Budhraja declined to name all the outside groups working with Facebook, but confirmed the SPLC’s participation. The SPLC accused Facebook in a May 2018 article of not doing enough to censor anti-Muslim hatred. That article did not disclose the SPLC’s working partnership with Facebook.
Amazon granted the SPLC broad policing power over the Amazon Smile charitable program.
“We remove organizations that the SPLC deems as ineligible,” an Amazon spokeswoman told TheDCNF in 2018.
Amazon has not responded to TheDCNF’s repeated requests for comment after SPLC fired co-founder Morris Dees on March 13 over “inappropriate conduct.”
Shortly after Dees was fired, a column in The New Yorker by a former SPLC worker who charged the group had an overriding interest in using its racism-battling image to raise money from liberal donors. “‘The SPLC — Making Hate Pay,’ we’d say,” author John Moser wrote.
Google was also criticized in 2018 for using the SPLC to assist YouTube in policing content on its platform. The left-wing non-profit group is one of the more than 100 nongovernment organizations and government agencies in YouTube’s “Trusted Flaggers” program, TheDCNF reported in June 2018. Google has also not yet responded to TheDCNF’s requests for information.
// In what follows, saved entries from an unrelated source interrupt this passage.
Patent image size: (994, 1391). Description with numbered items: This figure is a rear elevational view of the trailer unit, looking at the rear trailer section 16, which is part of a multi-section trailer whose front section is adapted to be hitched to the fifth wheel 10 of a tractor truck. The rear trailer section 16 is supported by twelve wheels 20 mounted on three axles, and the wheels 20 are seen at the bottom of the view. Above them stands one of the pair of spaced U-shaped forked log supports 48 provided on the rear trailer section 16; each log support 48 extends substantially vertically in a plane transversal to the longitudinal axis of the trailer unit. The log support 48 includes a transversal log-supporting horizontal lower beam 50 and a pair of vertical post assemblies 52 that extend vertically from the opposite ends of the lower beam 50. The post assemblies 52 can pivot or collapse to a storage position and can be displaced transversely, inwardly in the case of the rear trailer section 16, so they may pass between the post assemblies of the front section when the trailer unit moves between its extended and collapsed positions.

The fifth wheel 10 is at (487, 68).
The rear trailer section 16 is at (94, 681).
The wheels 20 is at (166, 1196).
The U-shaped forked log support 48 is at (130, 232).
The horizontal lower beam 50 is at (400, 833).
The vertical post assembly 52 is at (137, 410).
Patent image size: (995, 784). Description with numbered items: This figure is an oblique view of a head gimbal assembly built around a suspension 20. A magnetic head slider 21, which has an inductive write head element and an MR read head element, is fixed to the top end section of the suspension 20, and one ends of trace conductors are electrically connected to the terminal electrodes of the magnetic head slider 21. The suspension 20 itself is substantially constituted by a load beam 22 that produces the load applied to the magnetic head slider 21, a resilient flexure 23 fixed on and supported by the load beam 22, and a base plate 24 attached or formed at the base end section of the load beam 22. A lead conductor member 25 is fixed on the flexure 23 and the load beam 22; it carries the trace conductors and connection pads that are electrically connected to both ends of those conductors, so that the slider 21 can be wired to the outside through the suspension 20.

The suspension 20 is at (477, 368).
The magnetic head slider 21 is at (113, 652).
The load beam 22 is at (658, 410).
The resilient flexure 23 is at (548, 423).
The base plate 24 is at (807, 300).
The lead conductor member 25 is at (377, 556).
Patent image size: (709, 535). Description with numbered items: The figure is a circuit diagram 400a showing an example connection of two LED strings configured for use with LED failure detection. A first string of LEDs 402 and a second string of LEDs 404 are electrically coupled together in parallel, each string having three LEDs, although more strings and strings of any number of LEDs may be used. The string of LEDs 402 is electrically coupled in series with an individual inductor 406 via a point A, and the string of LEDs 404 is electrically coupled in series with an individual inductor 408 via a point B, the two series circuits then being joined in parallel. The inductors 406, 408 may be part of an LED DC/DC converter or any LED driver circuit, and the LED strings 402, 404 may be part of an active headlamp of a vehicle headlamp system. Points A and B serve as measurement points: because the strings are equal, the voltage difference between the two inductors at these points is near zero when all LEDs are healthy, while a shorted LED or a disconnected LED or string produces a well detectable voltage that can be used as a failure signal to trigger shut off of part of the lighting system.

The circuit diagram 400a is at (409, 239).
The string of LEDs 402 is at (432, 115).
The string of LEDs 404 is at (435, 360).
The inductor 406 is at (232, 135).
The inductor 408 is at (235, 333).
Conservatives often accuse SPLC of lumping legitimate conservatives with hate groups like the Ku Klux Clan. The group designated the Family Research Council a “hate group” in 2010 because of its occasionally belligerent defense of traditional marriage. Media outlets often rely on the SPLC to craft stories.
CNN, for instance, published the group’s list of 900 hate groups in 2017 under the headline “Here Are All the Hate Groups Active in Your Area,” then was forced to modify the story after conservatives complained that the story effectively conflated conservatives with neo-Nazis.
CNN maintains that the SPLC is one of the only organizations that monitors hate groups.